Nih ya daftar yang ingin dekat dengan:
bapak-bapak berbaju coklat. Jelas mereka ingin berlama-lama dengan ketiga seleb tersebut. Ya, soalnya hari biasa mereka kan ngelihat muka-muka macam koruptor, KPK, penggelapan pajak cowok semua dengan wajah bergelambir, wajah lelah, penuh kemunafikan, jadilah isu video yang diduga porno ini betul-betul harus dikerjakan, dibikin-bikin jebakan pasal hukumnya, demi melihat pesona seleb ganteng, cantik, wangi dan hits!.
Apalagi sesuai saran tenaga ahli kepolisian, pakar pornomatika itu bahwa harus ada uji fisik. Jyah! Tambah menjadi-jadi deh itu bapak-bapak kan? Mengukur bahu, mendapatkan lingerie apalagi coba. Padahal secara hukum, jerat pasal pornografi itu tidak masuk akal, pun UU ITE, dan asusila. Karena pornografi yang diatur UU negara ini gak jelas, pasal 4 dari UU tersebut ada pengecualian untuk kepentingan pribadi. UU ITE? kejadian tahun berapa, UU ITE berlaku tahun berapa? Kata teman-temanku yang ahli hukum azaz UU-nya tidak berlaku surut, fail! Asusila? Lha, kayak gak pernah berhubungan seks aja sih ya, kan mereka melakukan hubungan seksual di dalam kamar gak di taman.
Terus sapa lagi yang ingin berlama-lama?ituh EF PE I jelas banget keinginannya untuk selalu dekat seleb dan hal- hal yang indah atas nama maksiat. Begitu yang apes seleb papan atas macam Luna, Tary, Ariel maka berbondong-bondonglah mereka, yang merangsek ruang privasi ketiganya, dengan dalih mau menangkap dan menggiring merekalah, tapi coba pastikan foto-foto aman gak tuh!. Apalagi alasannya kalau bukan cuma mau berlama-lama menikmati sensasi eksklusif berdekatan dengan para seleb.

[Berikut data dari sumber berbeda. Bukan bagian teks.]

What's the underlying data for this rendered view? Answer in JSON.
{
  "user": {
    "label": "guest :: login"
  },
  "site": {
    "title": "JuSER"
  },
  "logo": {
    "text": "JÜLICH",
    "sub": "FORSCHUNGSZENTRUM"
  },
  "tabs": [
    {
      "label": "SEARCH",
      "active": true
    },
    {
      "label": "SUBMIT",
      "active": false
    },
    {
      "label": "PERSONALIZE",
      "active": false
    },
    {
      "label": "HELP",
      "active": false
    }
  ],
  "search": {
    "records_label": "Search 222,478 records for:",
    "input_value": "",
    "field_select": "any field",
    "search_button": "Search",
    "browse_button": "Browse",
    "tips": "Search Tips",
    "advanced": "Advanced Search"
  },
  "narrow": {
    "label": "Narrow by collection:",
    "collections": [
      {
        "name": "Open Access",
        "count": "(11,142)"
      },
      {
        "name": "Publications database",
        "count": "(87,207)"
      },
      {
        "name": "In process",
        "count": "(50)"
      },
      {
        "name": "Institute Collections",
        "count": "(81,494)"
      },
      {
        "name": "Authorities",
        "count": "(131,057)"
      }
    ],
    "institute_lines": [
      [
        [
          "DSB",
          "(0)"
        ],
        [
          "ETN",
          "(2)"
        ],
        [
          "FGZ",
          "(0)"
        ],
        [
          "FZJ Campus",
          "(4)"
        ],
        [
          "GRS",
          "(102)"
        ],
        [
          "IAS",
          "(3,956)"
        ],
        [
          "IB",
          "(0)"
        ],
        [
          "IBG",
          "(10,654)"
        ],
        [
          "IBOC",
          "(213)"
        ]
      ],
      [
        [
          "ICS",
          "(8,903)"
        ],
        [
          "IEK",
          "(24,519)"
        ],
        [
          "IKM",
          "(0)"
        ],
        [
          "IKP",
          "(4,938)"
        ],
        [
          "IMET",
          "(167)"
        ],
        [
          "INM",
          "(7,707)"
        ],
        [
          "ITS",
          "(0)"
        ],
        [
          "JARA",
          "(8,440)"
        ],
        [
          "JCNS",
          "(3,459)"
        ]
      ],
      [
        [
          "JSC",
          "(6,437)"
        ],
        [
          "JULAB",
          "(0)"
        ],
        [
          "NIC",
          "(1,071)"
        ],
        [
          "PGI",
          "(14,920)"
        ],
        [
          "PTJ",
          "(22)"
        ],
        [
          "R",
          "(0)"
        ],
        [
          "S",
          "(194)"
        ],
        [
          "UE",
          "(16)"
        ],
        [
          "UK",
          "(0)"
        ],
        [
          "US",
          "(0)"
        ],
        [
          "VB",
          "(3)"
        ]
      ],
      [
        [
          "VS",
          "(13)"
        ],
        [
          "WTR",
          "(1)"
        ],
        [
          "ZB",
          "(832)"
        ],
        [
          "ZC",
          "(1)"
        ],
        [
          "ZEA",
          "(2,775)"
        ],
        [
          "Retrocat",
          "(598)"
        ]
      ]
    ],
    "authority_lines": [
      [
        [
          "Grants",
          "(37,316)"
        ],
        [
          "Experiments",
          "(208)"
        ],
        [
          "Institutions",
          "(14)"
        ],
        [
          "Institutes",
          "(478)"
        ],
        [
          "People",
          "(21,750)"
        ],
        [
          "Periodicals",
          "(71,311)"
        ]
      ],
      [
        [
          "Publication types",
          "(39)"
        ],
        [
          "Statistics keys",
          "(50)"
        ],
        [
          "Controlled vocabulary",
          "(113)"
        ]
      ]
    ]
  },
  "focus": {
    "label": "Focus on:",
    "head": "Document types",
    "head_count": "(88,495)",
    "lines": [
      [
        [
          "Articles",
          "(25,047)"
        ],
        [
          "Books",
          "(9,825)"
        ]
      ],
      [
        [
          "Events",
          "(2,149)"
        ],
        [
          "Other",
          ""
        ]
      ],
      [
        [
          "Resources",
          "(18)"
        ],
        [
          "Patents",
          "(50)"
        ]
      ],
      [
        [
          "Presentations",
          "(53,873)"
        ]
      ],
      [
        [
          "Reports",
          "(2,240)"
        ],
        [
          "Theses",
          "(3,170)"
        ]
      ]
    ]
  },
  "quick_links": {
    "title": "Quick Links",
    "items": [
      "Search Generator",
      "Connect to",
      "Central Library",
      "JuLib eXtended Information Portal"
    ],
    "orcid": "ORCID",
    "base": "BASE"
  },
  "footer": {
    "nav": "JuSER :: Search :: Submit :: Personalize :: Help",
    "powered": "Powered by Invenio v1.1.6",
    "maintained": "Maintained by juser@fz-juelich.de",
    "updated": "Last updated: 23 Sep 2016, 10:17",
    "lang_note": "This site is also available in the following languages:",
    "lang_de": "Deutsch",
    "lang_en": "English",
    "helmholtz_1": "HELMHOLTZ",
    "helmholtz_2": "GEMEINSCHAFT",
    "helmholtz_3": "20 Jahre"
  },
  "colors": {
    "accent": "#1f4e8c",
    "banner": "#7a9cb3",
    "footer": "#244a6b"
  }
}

Media, media.. jelas banget ingin berlama-lama. Ini mungkin hampir sama dengan keinginan para bapak berbaju coklat. Bosen kali ya mereka dilempar-lempar ke KPK, Anggodo, Mabes, Ditjen Pajak, detasemen 88, lumpur lapindo dan gedung yang katanya miring itu, mana nulis beritanya mesti serius dengan analisis, mana sasaran tembaknya berubah terus sesuai dengan konstalasi politik. Mending pilih berita ringan, fantastis, dengan sasaran tembak yang jelas meskipun mengada-ada.
Lha, saya juga nulis ini sebagai bagian dari yang ingin berlama-lama dengan seleb, memperhatikan di setiap sudut ruang membicarakan dan menyalahkan mereka. Korban jadi tersangka dan sebaliknya, itu cuma di Indonesia. Dibodoh-bodohilah saya (dan mungkin kalian) dengan statement mereka yang berpakaian seragam necis, mereka yang bilang ini isu moral-dan berbahaya bagi anak muda bangsa (padahal donk mereka pelaku poligami, ada yang kerjanya cuma berpantun, ada yang tukang ngadu).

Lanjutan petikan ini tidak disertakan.